Wg prokuratury lekarz Andrzej L. prowadząc ciążę pacjentki w okresie od listopada 2012 r. do 11 marca 2013 r., nie przekierował jej do ośrodka o wyższym stopniu referencyjności z powodu powikłań przebiegu ciąży, a także nie uwzględnił powikłań u pacjentki przy pierwszym porodzie. W ten sposób naraził kobietę na niebezpieczeństwo utraty życia lub zdrowia.W ocenie śledczych nie przeprowadził on także badań mających na celu ustalenie wielkości i wagi płodu, a więc oceny, czy możliwy jest poród naturalny. Nie uwzględnił w badaniu USG na ponad tydzień przed porodem, że obwód brzucha płodu był większy od obwodu głowy, nie wykonał ginekologicznego badania wewnętrznego pacjentki oraz zaniechał wykonania pomiarów miednicy i wykonania USG płodu. W ten sposób błędnie ocenił masę i rozmiar płodu, nie podejmując właściwej decyzji o cesarskim cięciu.
Tym samym - wg prokuratury - lekarz naraził rodzącą na niebezpieczeństwo utraty życia albo ciężkiego uszczerbku na zdrowiu w długim okresie porodu oraz nieumyślnie doprowadził do śmierci dziecka, które zmarło z powodu niedotlenienia.
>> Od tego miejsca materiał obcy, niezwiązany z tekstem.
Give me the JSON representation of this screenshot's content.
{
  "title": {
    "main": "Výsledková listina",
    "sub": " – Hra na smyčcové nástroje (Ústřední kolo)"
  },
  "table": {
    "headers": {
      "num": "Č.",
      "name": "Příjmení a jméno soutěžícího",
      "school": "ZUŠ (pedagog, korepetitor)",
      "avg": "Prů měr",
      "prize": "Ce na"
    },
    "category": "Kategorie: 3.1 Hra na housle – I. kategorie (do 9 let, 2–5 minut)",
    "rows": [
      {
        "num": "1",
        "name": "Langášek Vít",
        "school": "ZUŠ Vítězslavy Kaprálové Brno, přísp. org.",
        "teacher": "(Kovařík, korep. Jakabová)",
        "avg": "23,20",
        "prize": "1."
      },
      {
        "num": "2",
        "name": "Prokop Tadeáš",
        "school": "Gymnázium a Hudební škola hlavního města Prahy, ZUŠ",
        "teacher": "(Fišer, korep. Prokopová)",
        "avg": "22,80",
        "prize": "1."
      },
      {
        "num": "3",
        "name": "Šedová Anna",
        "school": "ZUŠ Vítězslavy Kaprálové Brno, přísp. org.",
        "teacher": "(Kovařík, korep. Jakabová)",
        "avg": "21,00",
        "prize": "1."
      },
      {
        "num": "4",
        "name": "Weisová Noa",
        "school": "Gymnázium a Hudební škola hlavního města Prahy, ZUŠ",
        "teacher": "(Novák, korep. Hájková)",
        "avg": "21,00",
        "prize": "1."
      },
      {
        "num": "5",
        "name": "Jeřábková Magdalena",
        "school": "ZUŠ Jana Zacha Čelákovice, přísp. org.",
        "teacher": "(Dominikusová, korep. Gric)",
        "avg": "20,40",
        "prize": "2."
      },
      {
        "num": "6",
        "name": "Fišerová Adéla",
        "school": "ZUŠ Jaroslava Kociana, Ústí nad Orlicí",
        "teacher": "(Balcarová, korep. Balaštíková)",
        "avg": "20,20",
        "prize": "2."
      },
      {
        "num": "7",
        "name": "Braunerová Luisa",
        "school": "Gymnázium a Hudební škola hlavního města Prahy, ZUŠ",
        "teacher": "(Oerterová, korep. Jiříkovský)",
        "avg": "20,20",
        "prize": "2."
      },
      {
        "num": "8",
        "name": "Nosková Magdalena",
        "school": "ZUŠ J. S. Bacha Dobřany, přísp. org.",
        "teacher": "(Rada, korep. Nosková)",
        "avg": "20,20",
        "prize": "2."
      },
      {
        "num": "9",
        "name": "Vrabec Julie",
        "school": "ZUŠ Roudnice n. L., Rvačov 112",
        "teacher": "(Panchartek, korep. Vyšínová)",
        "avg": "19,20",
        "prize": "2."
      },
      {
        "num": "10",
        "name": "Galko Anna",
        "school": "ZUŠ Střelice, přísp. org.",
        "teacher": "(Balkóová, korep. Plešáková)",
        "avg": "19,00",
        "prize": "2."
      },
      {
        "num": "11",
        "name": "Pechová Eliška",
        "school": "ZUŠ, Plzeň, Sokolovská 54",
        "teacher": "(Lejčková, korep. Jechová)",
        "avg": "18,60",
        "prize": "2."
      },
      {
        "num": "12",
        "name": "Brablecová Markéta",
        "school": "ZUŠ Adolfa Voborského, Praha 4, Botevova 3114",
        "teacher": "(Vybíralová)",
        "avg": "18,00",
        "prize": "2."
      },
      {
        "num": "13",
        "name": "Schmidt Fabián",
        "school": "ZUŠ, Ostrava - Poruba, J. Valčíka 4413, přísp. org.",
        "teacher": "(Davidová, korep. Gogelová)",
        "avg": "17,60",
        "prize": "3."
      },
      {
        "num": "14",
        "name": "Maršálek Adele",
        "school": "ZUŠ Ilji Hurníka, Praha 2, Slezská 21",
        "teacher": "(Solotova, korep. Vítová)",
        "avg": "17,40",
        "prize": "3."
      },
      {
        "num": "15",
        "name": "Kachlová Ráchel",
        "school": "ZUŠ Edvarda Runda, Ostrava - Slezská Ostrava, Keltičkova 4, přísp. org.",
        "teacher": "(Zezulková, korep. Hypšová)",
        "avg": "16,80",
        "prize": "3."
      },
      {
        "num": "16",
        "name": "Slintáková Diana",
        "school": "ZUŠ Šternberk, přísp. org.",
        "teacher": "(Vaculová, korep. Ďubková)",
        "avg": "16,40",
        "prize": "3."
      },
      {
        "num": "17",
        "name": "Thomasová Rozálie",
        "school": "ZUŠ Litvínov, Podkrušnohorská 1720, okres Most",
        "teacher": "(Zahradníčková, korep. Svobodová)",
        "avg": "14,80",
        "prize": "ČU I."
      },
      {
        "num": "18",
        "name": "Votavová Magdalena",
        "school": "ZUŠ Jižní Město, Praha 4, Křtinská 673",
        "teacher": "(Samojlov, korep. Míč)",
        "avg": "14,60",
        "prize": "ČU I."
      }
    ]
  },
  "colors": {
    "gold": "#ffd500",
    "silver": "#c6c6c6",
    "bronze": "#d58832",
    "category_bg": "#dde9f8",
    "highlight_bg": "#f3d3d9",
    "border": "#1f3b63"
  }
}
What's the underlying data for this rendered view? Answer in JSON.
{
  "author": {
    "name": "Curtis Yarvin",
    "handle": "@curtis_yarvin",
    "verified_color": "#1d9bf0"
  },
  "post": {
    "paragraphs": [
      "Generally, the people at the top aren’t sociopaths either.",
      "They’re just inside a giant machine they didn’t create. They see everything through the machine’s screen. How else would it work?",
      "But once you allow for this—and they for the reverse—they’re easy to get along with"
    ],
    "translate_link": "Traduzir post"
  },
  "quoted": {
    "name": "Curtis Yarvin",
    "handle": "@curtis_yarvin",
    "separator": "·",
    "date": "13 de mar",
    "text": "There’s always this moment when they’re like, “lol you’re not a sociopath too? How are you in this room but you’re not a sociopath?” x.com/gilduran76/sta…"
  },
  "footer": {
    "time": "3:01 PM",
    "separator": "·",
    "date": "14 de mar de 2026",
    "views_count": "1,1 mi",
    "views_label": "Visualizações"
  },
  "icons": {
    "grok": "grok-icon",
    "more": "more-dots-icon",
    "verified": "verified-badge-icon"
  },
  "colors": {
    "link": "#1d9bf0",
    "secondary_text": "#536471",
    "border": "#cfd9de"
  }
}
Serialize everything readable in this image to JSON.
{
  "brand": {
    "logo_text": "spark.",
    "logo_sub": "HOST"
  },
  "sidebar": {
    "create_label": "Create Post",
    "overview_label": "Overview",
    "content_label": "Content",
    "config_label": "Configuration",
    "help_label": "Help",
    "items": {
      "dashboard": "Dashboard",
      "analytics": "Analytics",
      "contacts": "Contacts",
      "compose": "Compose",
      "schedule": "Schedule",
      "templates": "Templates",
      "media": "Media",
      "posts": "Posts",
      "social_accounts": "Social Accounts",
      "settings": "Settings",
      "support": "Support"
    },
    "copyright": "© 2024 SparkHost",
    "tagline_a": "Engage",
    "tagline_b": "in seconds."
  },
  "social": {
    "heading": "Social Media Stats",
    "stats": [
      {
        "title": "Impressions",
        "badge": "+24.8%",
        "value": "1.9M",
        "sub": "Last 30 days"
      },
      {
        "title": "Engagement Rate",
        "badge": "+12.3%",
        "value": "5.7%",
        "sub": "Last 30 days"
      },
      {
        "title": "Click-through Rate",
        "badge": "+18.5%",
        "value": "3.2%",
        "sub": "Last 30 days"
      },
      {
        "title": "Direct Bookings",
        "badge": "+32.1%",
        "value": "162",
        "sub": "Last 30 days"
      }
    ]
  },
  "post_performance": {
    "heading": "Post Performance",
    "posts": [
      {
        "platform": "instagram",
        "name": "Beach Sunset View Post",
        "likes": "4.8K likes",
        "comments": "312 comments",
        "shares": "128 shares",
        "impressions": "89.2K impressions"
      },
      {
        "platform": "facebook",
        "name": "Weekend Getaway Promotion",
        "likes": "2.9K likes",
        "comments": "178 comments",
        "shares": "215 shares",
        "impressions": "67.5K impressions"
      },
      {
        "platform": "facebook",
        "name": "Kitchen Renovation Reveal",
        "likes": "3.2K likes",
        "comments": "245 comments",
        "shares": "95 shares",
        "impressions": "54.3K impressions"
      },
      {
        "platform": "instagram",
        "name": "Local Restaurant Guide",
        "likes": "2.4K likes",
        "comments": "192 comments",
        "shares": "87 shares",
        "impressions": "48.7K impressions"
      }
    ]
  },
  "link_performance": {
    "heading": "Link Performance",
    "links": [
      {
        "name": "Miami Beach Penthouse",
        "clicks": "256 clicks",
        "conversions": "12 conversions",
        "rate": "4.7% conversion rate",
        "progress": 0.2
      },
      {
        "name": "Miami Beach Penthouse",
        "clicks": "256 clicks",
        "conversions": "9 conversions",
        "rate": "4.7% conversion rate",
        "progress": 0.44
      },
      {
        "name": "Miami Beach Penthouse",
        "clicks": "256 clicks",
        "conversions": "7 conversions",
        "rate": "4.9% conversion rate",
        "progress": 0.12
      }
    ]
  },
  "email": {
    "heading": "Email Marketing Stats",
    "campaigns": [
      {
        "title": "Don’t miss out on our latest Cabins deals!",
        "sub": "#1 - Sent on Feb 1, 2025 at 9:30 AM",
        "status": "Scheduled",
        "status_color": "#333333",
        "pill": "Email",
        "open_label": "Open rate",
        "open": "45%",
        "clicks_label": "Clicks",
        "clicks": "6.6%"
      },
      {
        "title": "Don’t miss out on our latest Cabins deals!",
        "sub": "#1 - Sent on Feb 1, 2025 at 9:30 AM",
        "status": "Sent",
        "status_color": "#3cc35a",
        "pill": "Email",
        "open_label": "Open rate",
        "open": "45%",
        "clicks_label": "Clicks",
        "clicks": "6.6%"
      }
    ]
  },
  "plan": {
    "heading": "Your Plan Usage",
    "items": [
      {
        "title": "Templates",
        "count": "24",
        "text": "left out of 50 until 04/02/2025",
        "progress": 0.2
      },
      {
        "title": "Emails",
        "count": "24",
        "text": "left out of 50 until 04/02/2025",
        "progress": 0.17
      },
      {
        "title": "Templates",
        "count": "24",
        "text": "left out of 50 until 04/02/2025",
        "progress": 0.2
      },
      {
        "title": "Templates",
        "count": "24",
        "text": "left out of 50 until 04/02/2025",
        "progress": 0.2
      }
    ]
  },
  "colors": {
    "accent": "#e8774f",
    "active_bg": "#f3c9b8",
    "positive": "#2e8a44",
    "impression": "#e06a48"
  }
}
Głównym dowodem w tej sprawie jest opinia zespołu biegłych z Katedry i Zakładu Medycyny Sądowej Uniwersytetu Medycznego w Poznaniu. Biegli stwierdzili, że wskazane w zarzucie nieprawidłowości w działaniu lekarza i zaniechania, których się dopuścił, obciążają go jednoznacznie jako lekarza prowadzącego ciążę oraz uczestniczącego w ostatnim etapie porodu. Zdaniem biegłych powikłania oraz problemy w pierwszym porodzie powinny skłonić go do podjęcia decyzji o rozwiązaniu ciąży w drodze cesarskiego cięcia. Po przedstawieniu zarzutów prokuratura informowała, że lekarz podczas przesłuchania nie przyznał się do zarzucanych czynów. Materiały dotyczące tej sprawy włączono do odrębnego postępowania ze śledztwa, w którym sieradzka prokuratura bada w sumie 11 przypadków porodów w zduńskowolskim szpitalu z ostatnich lat, w których mogło dojść do błędów w sztuce lekarskiej.